To have an impact through supplemental feeding on the quality of the deer on your property, expect it to take several years. Weyman Hunt of Godfrey’s in Madison began high-protein supplemental feeding in the late 1990s, and for the past four years Godfrey’s has been selling a deer mix.
“It’s amazed me how much it’s grown. I never would have imagined we would be selling that many tons of deer feed,” Weyman said.
He stressed that feeding is not a quick fix, that it will likely take several years before an impact is seen.
“The most efficient time in an animal’s life is when it’s young. When does are eating it, they are producing more milk and fawns are getting off to a better start. The healthier a young buck is, the more horn he can put on. If he weighs an extra five pounds, that’s a definite advantage for him getting a head start for the next year. Older deer aren’t going to be affected by a feeding program in the first year. Deer have to grow up on a feeding program to really get the full benefit from it.”

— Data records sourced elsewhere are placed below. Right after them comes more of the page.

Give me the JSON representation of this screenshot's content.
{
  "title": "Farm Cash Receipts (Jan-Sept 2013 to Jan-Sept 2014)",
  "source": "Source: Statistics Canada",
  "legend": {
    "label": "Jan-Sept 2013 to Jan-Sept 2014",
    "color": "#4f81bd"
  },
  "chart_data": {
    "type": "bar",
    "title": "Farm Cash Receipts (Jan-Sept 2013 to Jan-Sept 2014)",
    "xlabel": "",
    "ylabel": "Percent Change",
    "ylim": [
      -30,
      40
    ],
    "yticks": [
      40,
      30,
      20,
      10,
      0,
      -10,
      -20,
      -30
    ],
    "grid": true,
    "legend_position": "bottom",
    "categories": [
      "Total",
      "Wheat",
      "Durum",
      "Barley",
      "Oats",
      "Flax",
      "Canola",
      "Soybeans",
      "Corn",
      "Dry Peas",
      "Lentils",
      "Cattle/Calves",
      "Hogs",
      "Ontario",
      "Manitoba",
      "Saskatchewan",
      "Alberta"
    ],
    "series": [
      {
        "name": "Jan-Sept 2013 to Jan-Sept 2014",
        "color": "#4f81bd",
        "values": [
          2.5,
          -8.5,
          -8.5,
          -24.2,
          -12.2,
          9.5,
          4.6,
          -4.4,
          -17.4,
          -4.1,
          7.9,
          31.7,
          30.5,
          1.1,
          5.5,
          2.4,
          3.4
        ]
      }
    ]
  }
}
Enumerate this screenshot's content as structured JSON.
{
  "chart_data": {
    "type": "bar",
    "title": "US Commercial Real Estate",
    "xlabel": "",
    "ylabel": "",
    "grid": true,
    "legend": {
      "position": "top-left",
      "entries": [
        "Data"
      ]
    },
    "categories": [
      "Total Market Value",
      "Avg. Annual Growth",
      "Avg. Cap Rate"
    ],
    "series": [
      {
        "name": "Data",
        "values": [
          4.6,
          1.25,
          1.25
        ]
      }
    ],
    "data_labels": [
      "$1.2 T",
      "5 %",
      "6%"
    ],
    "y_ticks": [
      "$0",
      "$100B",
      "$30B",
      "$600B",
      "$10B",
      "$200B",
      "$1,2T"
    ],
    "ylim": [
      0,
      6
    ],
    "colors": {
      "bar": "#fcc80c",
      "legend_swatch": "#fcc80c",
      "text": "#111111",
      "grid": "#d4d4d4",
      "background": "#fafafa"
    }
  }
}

“There’s no question in my mind that in the state of Georgia, at least in areas where agriculture is limited, that you can improve deer quality by feeding,” Brian said.
For some, supplemental feeding can make a real improvement in the quality of deer. The success stories are very impressive. Consider your risks and rewards, and talk to an expert who can evaluate your management situation, then you can consider using high-protein feed in your overall management plan.
For others — and I can raise my hand now to be included — high-protein feed is far from an intensive management plan. I have two troughs on 120 acres in Morgan County. Starting in January they usually have some feed in them up until about this time of year, when the feeders are empty as often as they have some food in them. We’re busy going to the ball field or cutting grass. In the late summer we might run a trail camera on them for a few weeks.
Then, in mid-August they’re packed up in the back of my pick-up truck and hauled to the house.
Am I having a negative impact on my deer herd by feeding? If I even remotely suspected it, I’d never buy another bag of deer food.
Am I having a positive impact? Probably none we’d ever notice, but certainly no less than the apple trees we planted, or the persimmon trees we fertilize, and when you put it all together with our iron-clay peas in the summer and clover in the winter, we like to think we’re doing some good… which is what it’s all about for some landowners.